Methods: Therefore, in order to identify genes involved in the control of HIV-1 viral replication during chronic infection, mRNA was extracted from peripheral blood mononuclear cells isolated from 14 Black female South African HIV-1 controllers. Paired-end RNA sequencing of 100 bp fragments was performed using the HiSeq 2000 and the data obtained were processed using the GRAPE analysis pipeline. Differences in gene expression were evaluated using the R/Bioconductor package, DESeq; with genes exhibiting at least a 2-fold difference in expression and p-values of p < 0.001 considered to be differentially expressed.
Results: Genes found to be differentially expressed between the eight individuals with viral loads below 400 copies/ml and six individuals with viral loads above 400 copies/ml included several previously implicated in the control of chronic viral infections. These include LAG3, a regulator of T cell responsiveness, and genes involved in the regulation of the interferon type I antiviral response (for example IFI6, IFIT3, IFI44 and OASL). Several of the identified genes also encoded as yet functionally uncharacterized large intergenic non-coding RNAs, whose impact on HIV-1 viral control remains to be evaluated.

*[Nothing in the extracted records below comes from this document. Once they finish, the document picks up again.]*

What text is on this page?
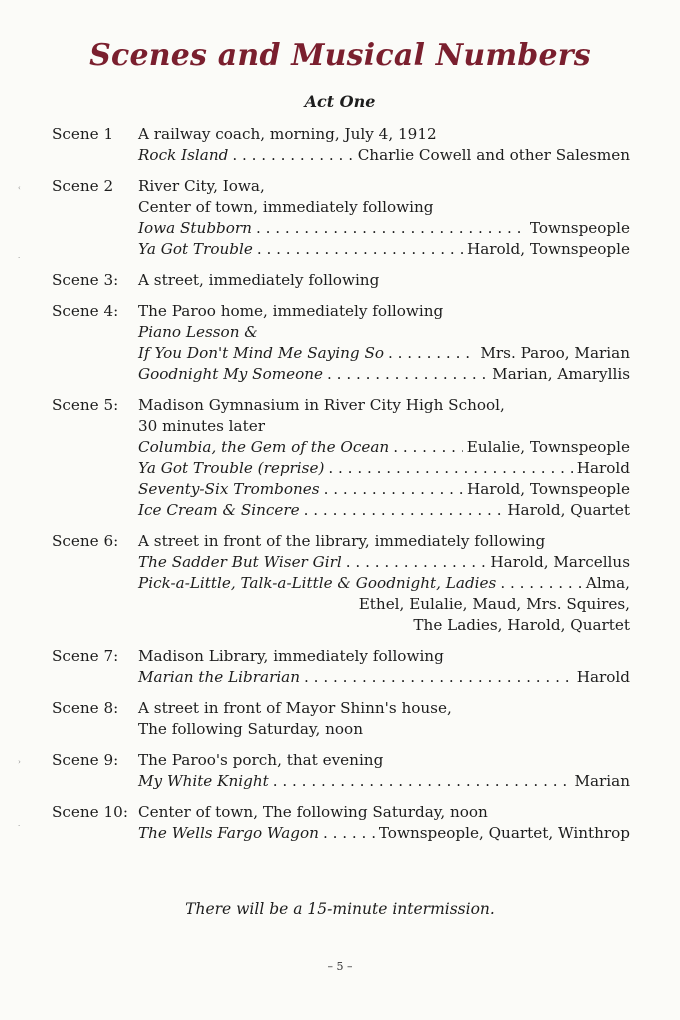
Scenes and Musical Numbers
Act One
Scene 1	A railway coach, morning, July 4, 1912
Rock Island . . .	Charlie Cowell and other Salesmen
Scene 2	River City, Iowa,
Center of town, immediately following
Iowa Stubborn . . .	Townspeople
Ya Got Trouble . . .	Harold, Townspeople
Scene 3:	A street, immediately following
Scene 4:	The Paroo home, immediately following
Piano Lesson &
If You Don't Mind Me Saying So . . .	Mrs. Paroo, Marian
Goodnight My Someone . . .	Marian, Amaryllis
Scene 5:	Madison Gymnasium in River City High School,
30 minutes later
Columbia, the Gem of the Ocean . . .	Eulalie, Townspeople
Ya Got Trouble (reprise) . . .	Harold
Seventy-Six Trombones . . .	Harold, Townspeople
Ice Cream & Sincere . . .	Harold, Quartet
Scene 6:	A street in front of the library, immediately following
The Sadder But Wiser Girl . . .	Harold, Marcellus
Pick-a-Little, Talk-a-Little & Goodnight, Ladies . . .	Alma,
Ethel, Eulalie, Maud, Mrs. Squires,
The Ladies, Harold, Quartet
Scene 7:	Madison Library, immediately following
Marian the Librarian . . .	Harold
Scene 8:	A street in front of Mayor Shinn's house,
The following Saturday, noon
Scene 9:	The Paroo's porch, that evening
My White Knight . . .	Marian
Scene 10: Center of town, The following Saturday, noon
The Wells Fargo Wagon . . .	Townspeople, Quartet, Winthrop
There will be a 15-minute intermission.
– 5 –
‹
·
›
·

Conclusions: Collectively, these data describe a transcriptional signature of immune activation in chronic HIV-1 infection, which suggests the involvement of innate immune mechanisms previously shown to display substantial sex-based differences. However, whether these mechanisms directly regulate HIV-1 viral replication, or rather are activated in response to increased viral loads, remains to be established.